The greatest triumph of Airlift is that the storytelling holds back at just the right emotional tipping point from patriotism to jingoism, from drama to melodrama. And contributing greatly to this achievement is Akshay Kumar’s finely nuanced and measured performance as the arrogant millionaire who finds his humanity and selflessness ignited by the plight of these helpless compatriots.

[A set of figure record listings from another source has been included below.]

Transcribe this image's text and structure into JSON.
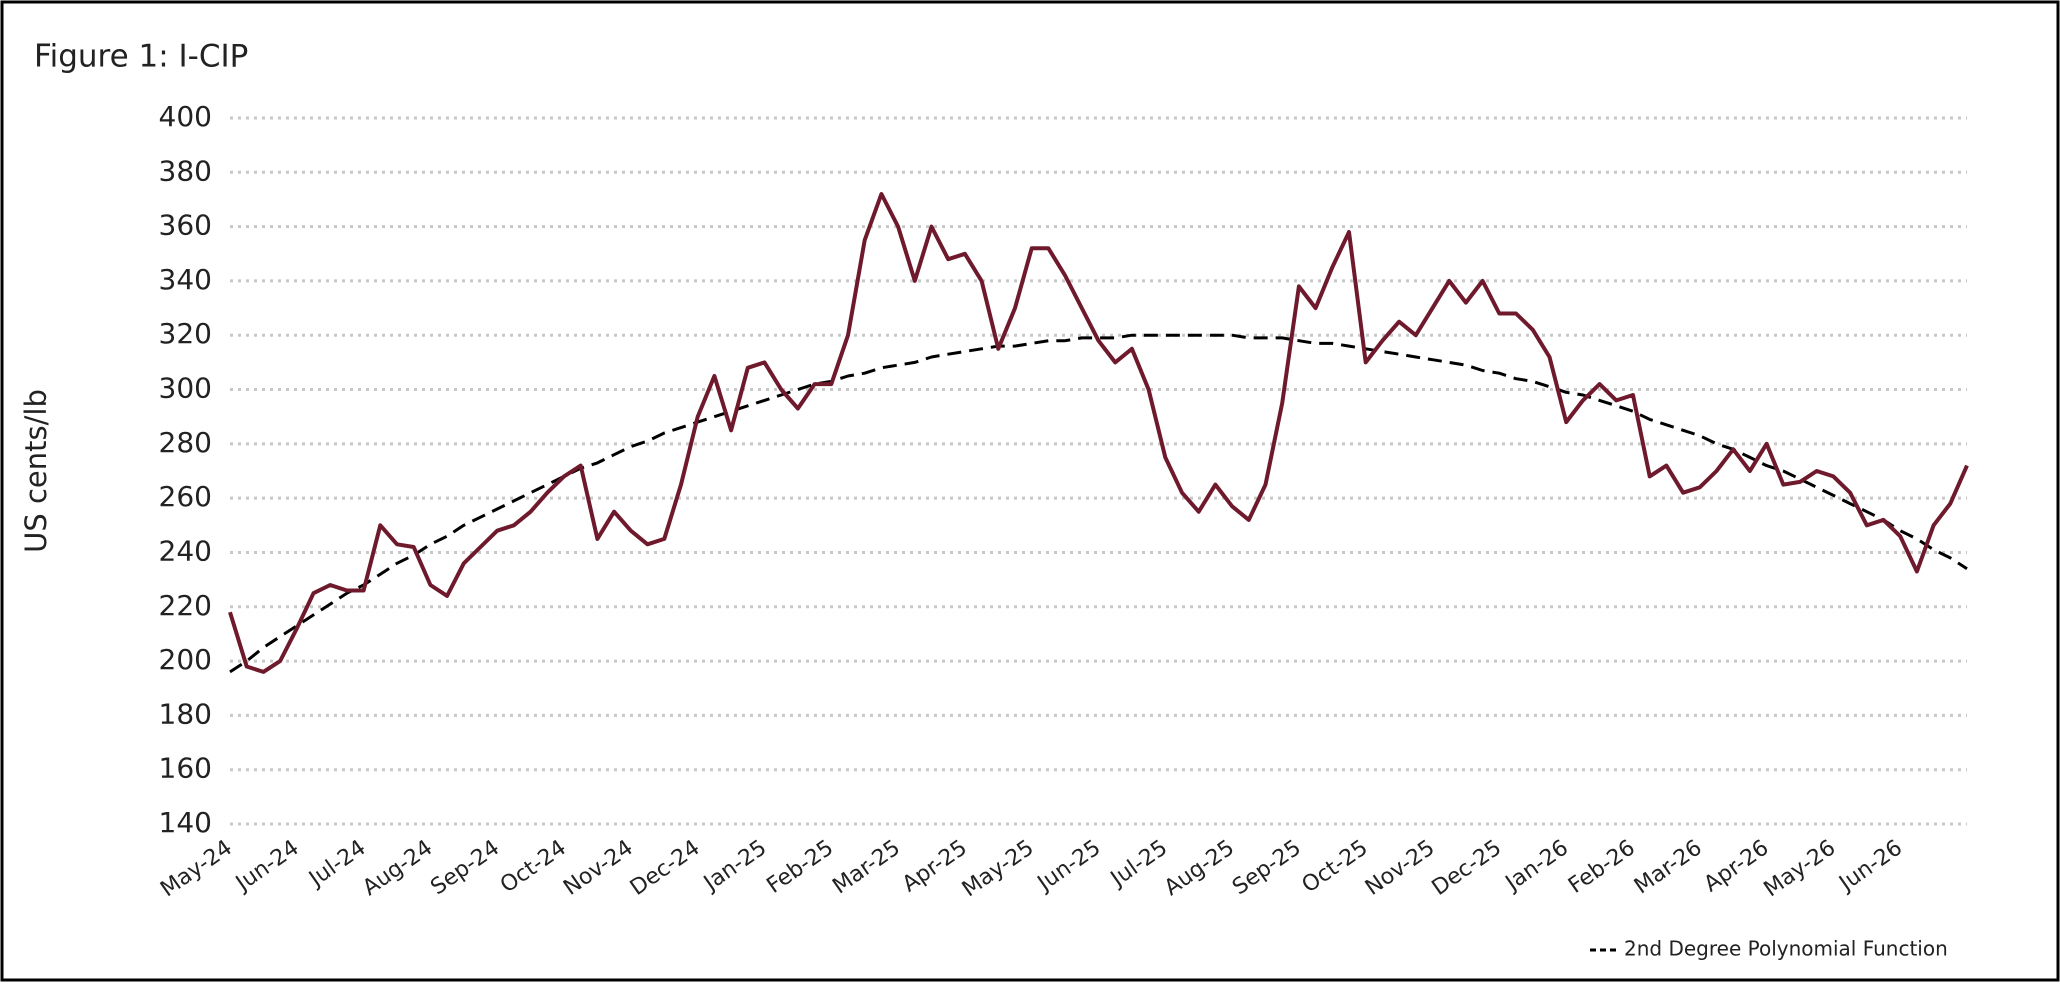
{
  "chart_data": {
    "type": "line",
    "title": "Figure 1: I-CIP",
    "y_label": "US cents/lb",
    "categories": [
      "May-24",
      null,
      null,
      null,
      "Jun-24",
      null,
      null,
      null,
      "Jul-24",
      null,
      null,
      null,
      "Aug-24",
      null,
      null,
      null,
      "Sep-24",
      null,
      null,
      null,
      "Oct-24",
      null,
      null,
      null,
      "Nov-24",
      null,
      null,
      null,
      "Dec-24",
      null,
      null,
      null,
      "Jan-25",
      null,
      null,
      null,
      "Feb-25",
      null,
      null,
      null,
      "Mar-25",
      null,
      null,
      null,
      "Apr-25",
      null,
      null,
      null,
      "May-25",
      null,
      null,
      null,
      "Jun-25",
      null,
      null,
      null,
      "Jul-25",
      null,
      null,
      null,
      "Aug-25",
      null,
      null,
      null,
      "Sep-25",
      null,
      null,
      null,
      "Oct-25",
      null,
      null,
      null,
      "Nov-25",
      null,
      null,
      null,
      "Dec-25",
      null,
      null,
      null,
      "Jan-26",
      null,
      null,
      null,
      "Feb-26",
      null,
      null,
      null,
      "Mar-26",
      null,
      null,
      null,
      "Apr-26",
      null,
      null,
      null,
      "May-26",
      null,
      null,
      null,
      "Jun-26",
      null,
      null,
      null,
      null
    ],
    "series": [
      {
        "color": "#6e1a2c",
        "values": [
          218,
          198,
          196,
          200,
          212,
          225,
          228,
          226,
          226,
          250,
          243,
          242,
          228,
          224,
          236,
          242,
          248,
          250,
          255,
          262,
          268,
          272,
          245,
          255,
          248,
          243,
          245,
          265,
          290,
          305,
          285,
          308,
          310,
          300,
          293,
          302,
          302,
          320,
          355,
          372,
          360,
          340,
          360,
          348,
          350,
          340,
          315,
          330,
          352,
          352,
          342,
          330,
          318,
          310,
          315,
          300,
          275,
          262,
          255,
          265,
          257,
          252,
          265,
          295,
          338,
          330,
          345,
          358,
          310,
          318,
          325,
          320,
          330,
          340,
          332,
          340,
          328,
          328,
          322,
          312,
          288,
          296,
          302,
          296,
          298,
          268,
          272,
          262,
          264,
          270,
          278,
          270,
          280,
          265,
          266,
          270,
          268,
          262,
          250,
          252,
          246,
          233,
          250,
          258,
          272
        ]
      },
      {
        "name": "2nd Degree Polynomial Function",
        "color": "#000000",
        "dashed": true,
        "values": [
          196,
          200,
          205,
          209,
          213,
          217,
          221,
          225,
          228,
          232,
          236,
          239,
          243,
          246,
          250,
          253,
          256,
          259,
          262,
          265,
          268,
          271,
          273,
          276,
          279,
          281,
          284,
          286,
          288,
          290,
          292,
          294,
          296,
          298,
          300,
          302,
          303,
          305,
          306,
          308,
          309,
          310,
          312,
          313,
          314,
          315,
          316,
          316,
          317,
          318,
          318,
          319,
          319,
          319,
          320,
          320,
          320,
          320,
          320,
          320,
          320,
          319,
          319,
          319,
          318,
          317,
          317,
          316,
          315,
          314,
          313,
          312,
          311,
          310,
          309,
          307,
          306,
          304,
          303,
          301,
          299,
          298,
          296,
          294,
          292,
          289,
          287,
          285,
          283,
          280,
          278,
          275,
          272,
          270,
          267,
          264,
          261,
          258,
          255,
          252,
          248,
          245,
          241,
          238,
          234
        ]
      }
    ],
    "ylim": [
      140,
      400
    ],
    "yticks": [
      140,
      160,
      180,
      200,
      220,
      240,
      260,
      280,
      300,
      320,
      340,
      360,
      380,
      400
    ],
    "grid": true,
    "legend": "bottom-right"
  }
}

As much as this is Kumar’s most controlled and assured performance till date, the narrative does succumb to commercial distractions like a belly dance song-and-dance number in the early part, and a random celebration at the makeshift refugee camp. There is also a spotlight one some characters e.g. a portly Parsi gentleman and his daughter and a crotchety man called George, but their journeys have no catalytic purpose. The only ancillary character with a complete journey is Ibrahim (Purab Kohli) whose wife is separated from him in the sudden war.

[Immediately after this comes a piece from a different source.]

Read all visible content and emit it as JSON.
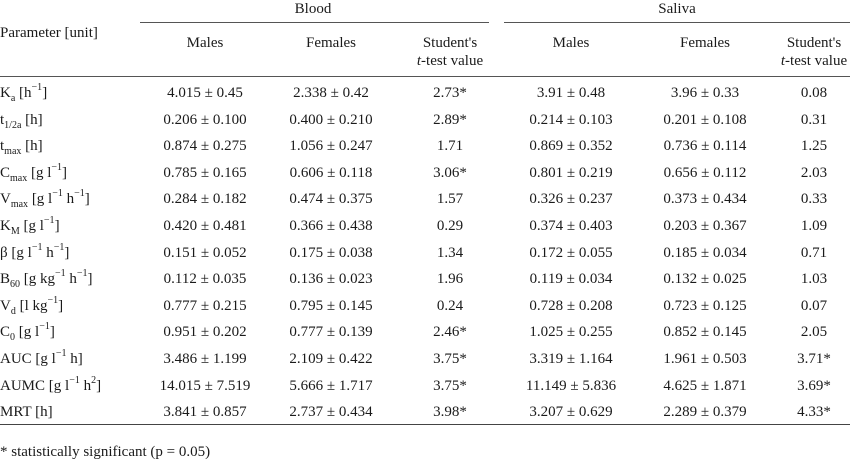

Nimrat Kaur’s portrayal of Amrita Katiyal, whose behaviour veers from shocked at seeing people gunned down in cold blood to cold and disinterested as thousands flood a refugee camp, is incompatible with Kumar’s nuanced interpretation. Her one shining moment is when she firmly berates an incessantly complaining George (Prakash Belawadi, very effective) for not appreciating her husband’s sacrifice and commitment to ensuring the safe passage of the stranded Indians.
But it’s Inaamulhaq’s Iraqi Major, hamming it to the hilt, which grates. These niggles aside, the tension in Kuwait City builds steadily and is offset smartly with the depiction of the lethargy of the Indian bureaucracy captured brilliantly by Kumud Mishra. Airlift is a fine film, and a soaring achievement for both Menon and Kumar.